To put this into perspective, private insurance companies require that nearly 100 percent of provider claims be reviewed for billing accuracy both before and after they are paid. And most would argue that ensuring a bill is correct before paying it would be a very basic tenet of any successful business.

I’d go even one step further to charge that officials at CMS work for the people and are responsible for the effective and efficient stewardship of our tax dollars. This would mean that they should be working in our best interests to safeguard scarce Medicare resources and ensure the program is on a positive path that can support health coverage for future generations of retirees.

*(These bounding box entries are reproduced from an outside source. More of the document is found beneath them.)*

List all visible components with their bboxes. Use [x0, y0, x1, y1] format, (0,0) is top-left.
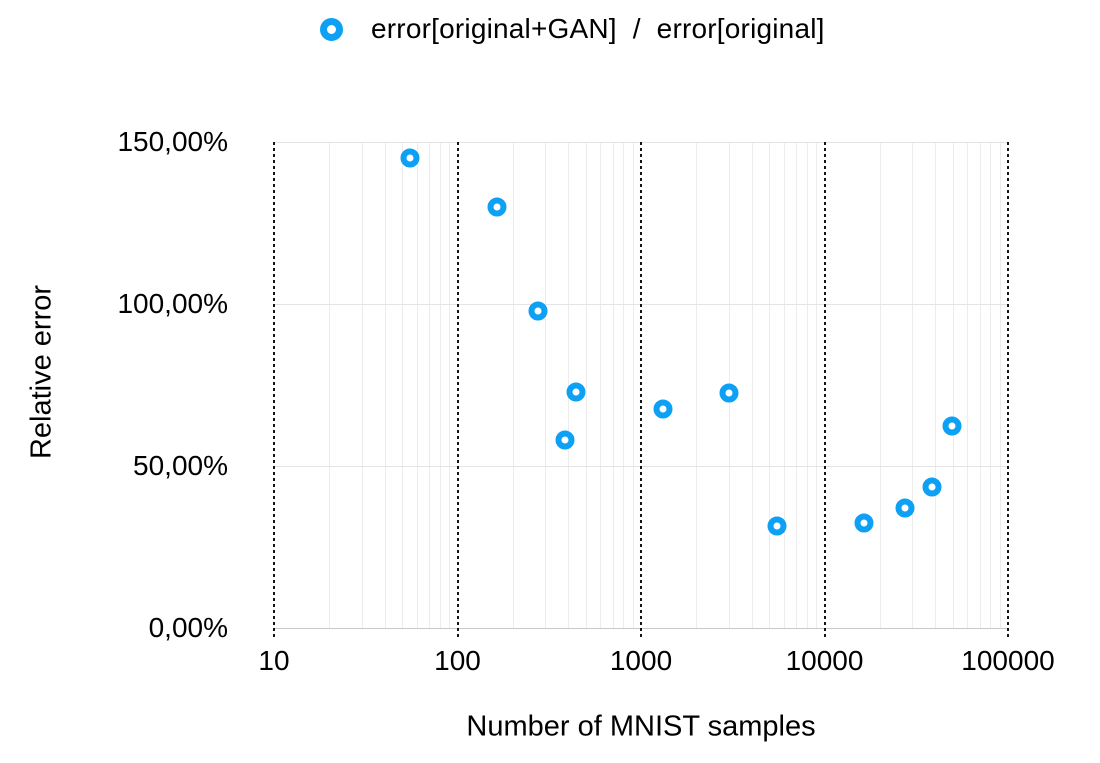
- legend: error[original+GAN] / error[original]: [320, 8, 825, 50]
- minor-gridline: [329, 142, 331, 628]
- minor-gridline: [796, 142, 798, 628]
- x-major-dashed-line: [456, 142, 459, 637]
- x-major-dashed-line: [823, 142, 826, 637]
- x-tick-label: 10000: [785, 645, 864, 676]
- x-major-dashed-line: [273, 142, 275, 637]
- minor-gridline: [600, 142, 602, 628]
- minor-gridline: [769, 142, 771, 628]
- y-tick-label: 50,00%: [133, 450, 228, 481]
- minor-gridline: [879, 142, 881, 628]
- minor-gridline: [979, 142, 981, 628]
- minor-gridline: [935, 142, 936, 628]
- x-major-dashed-line: [640, 142, 642, 637]
- minor-gridline: [512, 142, 514, 628]
- data-point: [528, 301, 548, 320]
- minor-gridline: [402, 142, 404, 628]
- minor-gridline: [990, 142, 992, 628]
- data-point: [942, 416, 962, 435]
- minor-gridline: [783, 142, 785, 628]
- minor-gridline: [545, 142, 547, 628]
- data-point: [895, 498, 915, 518]
- plot-area: [273, 142, 1009, 637]
- series-marker-icon: [320, 17, 343, 41]
- x-axis-title: Number of MNIST samples: [466, 710, 816, 743]
- x-tick-label: 100000: [961, 645, 1055, 676]
- data-point: [854, 513, 874, 533]
- x-major-dashed-line: [1007, 142, 1009, 637]
- minor-gridline: [999, 142, 1001, 628]
- minor-gridline: [967, 142, 969, 628]
- y-tick-label: 0,00%: [148, 612, 228, 643]
- legend-label: error[original+GAN] / error[original]: [371, 13, 825, 44]
- x-tick-label: 10: [258, 645, 290, 676]
- data-point: [922, 477, 942, 497]
- minor-gridline: [912, 142, 914, 628]
- minor-gridline: [632, 142, 634, 628]
- minor-gridline: [585, 142, 587, 628]
- minor-gridline: [816, 142, 818, 628]
- minor-gridline: [952, 142, 954, 628]
- data-point: [653, 399, 673, 419]
- data-point: [719, 383, 739, 403]
- minor-gridline: [416, 142, 418, 628]
- minor-gridline: [806, 142, 808, 628]
- data-point: [487, 197, 507, 217]
- data-point: [767, 516, 787, 536]
- minor-gridline: [429, 142, 431, 628]
- minor-gridline: [623, 142, 625, 628]
- minor-gridline: [439, 142, 441, 628]
- data-point: [555, 430, 575, 450]
- y-tick-label: 100,00%: [117, 288, 228, 319]
- data-point: [400, 148, 420, 168]
- minor-gridline: [384, 142, 386, 628]
- minor-gridline: [449, 142, 451, 628]
- x-tick-label: 100: [434, 645, 481, 676]
- y-tick-label: 150,00%: [117, 126, 228, 157]
- x-tick-label: 1000: [609, 645, 673, 676]
- data-point: [566, 382, 586, 401]
- minor-gridline: [361, 142, 363, 628]
- minor-gridline: [612, 142, 614, 628]
- minor-gridline: [751, 142, 753, 628]
- minor-gridline: [696, 142, 698, 628]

We strongly recommend that Congress not only re-start the RAC Prepayment demonstration, but extend it to become a national demonstration program while permanent legislative authority is pending. Doing so would allow for immediate savings particularly as Trust Fund solvency concerns loom and budgetary challenges cause lawmakers to consider significant programmatic cuts.  

The nearly $40 billion spent in error each year can be stopped through a national RAC Prepayment program that is timely, provider sensitive and a common sense business practice protecting much needed Medicare funds.

Kristin Walter is a spokesperson for The Council for Medicare Integrity.